- Observed by: Fiji
- Significance: anniversary of independence in 1970
- Date: 10 October
- Next time: 10 October 2025
- Frequency: annual

= Fiji Week =

Week of festivities celebrating Fiji's independence

Fiji Week is a week of festivities culminating in Fiji Day on 10 October (the anniversary of Fiji's independence from British colonial rule in 1970) annually. A different theme is chosen every year, but common elements include religious ceremonies and cultural performances.

The preceding week to Fiji Day is called Fiji Week. Fiji Day is October 10 and that is a double anniversary for the nation. On that date in 1874, King Seru Epenisa Cakobau ceded Fiji to the United Kingdom. On the same date in 1970, Fiji regained its independence.

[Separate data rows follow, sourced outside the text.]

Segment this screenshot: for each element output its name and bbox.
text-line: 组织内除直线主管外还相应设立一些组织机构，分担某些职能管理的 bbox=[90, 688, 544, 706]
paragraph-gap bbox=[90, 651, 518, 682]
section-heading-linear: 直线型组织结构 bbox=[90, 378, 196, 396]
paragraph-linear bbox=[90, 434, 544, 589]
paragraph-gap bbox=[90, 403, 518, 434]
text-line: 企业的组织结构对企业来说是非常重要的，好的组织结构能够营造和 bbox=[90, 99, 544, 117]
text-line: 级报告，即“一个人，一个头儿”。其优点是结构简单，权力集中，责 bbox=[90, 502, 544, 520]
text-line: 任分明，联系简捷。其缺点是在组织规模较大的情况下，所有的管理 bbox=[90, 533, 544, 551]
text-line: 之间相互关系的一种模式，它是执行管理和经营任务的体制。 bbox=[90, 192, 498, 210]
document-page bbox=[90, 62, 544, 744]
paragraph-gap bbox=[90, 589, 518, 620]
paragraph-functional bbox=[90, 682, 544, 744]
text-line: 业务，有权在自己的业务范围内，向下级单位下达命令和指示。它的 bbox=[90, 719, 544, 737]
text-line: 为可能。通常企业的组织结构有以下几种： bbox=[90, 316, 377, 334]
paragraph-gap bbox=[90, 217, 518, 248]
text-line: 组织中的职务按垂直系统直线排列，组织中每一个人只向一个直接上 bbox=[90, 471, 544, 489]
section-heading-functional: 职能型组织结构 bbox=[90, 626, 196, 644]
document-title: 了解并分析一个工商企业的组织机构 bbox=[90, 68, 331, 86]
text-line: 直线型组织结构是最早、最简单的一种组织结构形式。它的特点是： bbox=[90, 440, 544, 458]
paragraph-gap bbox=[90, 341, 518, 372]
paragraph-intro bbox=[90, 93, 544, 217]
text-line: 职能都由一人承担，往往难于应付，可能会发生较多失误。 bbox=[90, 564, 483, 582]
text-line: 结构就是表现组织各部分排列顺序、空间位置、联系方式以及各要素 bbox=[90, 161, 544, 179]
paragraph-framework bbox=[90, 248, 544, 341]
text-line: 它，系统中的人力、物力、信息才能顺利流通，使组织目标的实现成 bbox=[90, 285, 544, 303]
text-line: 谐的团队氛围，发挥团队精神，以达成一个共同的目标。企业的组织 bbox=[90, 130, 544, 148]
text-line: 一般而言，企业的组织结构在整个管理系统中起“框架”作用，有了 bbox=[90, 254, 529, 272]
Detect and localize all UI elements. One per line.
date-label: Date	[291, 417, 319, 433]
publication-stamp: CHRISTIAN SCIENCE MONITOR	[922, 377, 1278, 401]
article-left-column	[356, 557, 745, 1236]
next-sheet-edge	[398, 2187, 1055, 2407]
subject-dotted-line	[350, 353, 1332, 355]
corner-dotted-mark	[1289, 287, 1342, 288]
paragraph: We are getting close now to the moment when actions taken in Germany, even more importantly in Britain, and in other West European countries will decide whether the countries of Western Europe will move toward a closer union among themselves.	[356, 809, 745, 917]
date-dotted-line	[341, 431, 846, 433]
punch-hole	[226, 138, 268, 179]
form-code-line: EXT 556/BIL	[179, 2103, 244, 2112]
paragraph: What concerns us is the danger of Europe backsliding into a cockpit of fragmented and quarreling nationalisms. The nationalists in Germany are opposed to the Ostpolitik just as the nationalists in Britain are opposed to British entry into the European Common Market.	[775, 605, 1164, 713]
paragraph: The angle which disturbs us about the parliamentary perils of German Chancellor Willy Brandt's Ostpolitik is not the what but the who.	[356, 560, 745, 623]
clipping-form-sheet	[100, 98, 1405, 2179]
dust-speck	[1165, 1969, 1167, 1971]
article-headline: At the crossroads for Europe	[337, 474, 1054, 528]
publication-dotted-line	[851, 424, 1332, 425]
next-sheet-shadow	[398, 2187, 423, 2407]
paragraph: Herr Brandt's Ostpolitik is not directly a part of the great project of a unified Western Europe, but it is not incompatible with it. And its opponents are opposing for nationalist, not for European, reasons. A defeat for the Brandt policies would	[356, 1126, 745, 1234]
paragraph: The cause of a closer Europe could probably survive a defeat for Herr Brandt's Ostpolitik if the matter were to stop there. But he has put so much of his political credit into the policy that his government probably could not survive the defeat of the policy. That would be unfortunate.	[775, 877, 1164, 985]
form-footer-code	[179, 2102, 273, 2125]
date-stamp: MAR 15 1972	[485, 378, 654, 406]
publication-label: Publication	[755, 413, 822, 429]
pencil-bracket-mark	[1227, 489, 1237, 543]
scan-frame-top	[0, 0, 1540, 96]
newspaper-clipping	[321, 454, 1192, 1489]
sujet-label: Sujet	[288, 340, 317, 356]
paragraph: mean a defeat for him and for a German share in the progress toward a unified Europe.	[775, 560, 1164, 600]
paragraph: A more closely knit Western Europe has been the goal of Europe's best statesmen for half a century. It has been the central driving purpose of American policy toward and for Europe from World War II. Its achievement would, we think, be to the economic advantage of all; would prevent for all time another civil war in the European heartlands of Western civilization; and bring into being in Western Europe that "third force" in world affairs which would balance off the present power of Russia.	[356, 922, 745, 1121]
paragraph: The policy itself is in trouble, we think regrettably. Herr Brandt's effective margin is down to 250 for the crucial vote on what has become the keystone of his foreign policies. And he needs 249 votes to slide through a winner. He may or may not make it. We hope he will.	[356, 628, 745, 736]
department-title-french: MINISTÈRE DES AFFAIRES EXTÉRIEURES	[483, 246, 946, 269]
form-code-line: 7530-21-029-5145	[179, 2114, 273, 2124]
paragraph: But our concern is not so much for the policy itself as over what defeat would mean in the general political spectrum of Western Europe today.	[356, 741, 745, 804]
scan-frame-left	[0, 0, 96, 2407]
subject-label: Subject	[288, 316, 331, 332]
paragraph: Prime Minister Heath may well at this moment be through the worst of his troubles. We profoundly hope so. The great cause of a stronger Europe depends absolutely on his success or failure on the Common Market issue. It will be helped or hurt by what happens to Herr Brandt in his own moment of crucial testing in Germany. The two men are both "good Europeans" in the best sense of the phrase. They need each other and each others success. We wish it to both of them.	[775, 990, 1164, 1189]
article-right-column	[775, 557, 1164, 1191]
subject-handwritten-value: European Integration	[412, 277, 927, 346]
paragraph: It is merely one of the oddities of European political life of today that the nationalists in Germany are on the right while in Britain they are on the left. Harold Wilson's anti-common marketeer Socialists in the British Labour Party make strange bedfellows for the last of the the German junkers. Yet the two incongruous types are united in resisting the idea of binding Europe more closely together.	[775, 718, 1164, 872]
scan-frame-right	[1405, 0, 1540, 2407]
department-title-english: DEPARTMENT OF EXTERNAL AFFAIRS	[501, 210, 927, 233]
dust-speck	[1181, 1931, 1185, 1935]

During Fiji Week, the nation celebrates its unity and religious and cultural diversity with performances and programs each day focused on the two main ethnic cultures — Fijan and Indian. The Christian, Muslim, and Hindu religions celebrate their traditions. A different theme is chosen every year, but common elements include religious ceremonies and cultural performances.

In Fiji Week, 2004, the festivities were undermined by a boycott by several prominent politicians and other public figures, who accused the government of using the occasion to promote a political agenda.